Tomó los pantalones y los dobló distraídamente. Ahora era el momento de tirarlos en el cesto de la basura, porque definitivamente ya habían cumplido su cometido. Fue precisamente entonces cuando vio caer del bolsillo derecho un papel amarillento. Lo recogió y leyó atentamente. Era una carta dirigida a ella, escrita en un español sencillo y correcto. Una lengua dulce y musical que no había olvidado, aunque viviera en Miami y estuviera obligada a hablar inglés.

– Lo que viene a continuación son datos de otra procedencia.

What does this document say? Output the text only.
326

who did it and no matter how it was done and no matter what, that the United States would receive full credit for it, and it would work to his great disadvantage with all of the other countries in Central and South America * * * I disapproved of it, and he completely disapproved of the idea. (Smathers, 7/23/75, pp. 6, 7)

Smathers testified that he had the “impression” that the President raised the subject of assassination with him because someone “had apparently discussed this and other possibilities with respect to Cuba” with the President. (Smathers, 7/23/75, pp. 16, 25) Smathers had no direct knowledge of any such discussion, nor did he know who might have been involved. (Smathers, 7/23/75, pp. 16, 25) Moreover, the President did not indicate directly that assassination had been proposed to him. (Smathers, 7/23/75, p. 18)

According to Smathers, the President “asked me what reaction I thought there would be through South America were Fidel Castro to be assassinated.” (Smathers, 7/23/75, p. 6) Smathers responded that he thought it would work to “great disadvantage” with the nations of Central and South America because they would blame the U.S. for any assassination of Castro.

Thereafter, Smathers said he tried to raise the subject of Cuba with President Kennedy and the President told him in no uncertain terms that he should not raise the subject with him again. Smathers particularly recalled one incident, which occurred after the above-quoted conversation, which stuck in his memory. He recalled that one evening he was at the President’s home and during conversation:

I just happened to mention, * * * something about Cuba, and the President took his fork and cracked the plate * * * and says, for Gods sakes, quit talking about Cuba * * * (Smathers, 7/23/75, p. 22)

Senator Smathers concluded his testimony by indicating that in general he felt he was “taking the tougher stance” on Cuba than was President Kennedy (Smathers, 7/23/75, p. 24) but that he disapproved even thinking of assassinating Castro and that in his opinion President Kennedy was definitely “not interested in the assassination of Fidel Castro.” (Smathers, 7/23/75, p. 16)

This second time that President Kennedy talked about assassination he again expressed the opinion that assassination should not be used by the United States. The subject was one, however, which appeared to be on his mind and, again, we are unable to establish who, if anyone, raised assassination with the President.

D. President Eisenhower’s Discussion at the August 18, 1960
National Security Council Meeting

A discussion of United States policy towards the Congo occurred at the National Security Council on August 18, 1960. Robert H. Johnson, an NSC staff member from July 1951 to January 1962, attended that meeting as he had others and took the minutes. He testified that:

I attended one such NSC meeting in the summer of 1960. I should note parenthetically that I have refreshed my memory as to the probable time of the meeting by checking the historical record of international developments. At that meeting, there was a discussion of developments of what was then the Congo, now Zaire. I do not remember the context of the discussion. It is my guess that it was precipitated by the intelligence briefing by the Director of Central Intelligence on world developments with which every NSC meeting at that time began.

“Querida Isabel, ¿ves qué extraña es la vida? Si lees estas palabras quiere decir que no lo habré logrado y quizá haya sido mejor así, porque me hubiera costado mucho decirte que tenías razón. Las ideas en que creía murieron hace ya mucho tiempo y probablemente es mejor que me vaya con ellas. No habría tenido la fuerza para sobrevivir a mí mismo. Cuidas de los muchachos. Siempre has sido una buena madre.”

Isabel apretó el papel entre las manos, tenía muchas ganas de llorar pero Raúl no habría querido que ninguno llorara por él. Testarudo hasta el tuétano, había escogido la forma más absurda de escapar, porque en realidad lo único que buscaba era la muerte.

Isabel tiró la carta. No diría jamás a nadie de su existencia, ni siquiera a sus hijos. Ella y Raúl se encontraban de nuevo juntos, a pesar de todo y después de tanto tiempo tenían todavía un secreto en común que conservarían celosamente entre los pliegues de la memoria.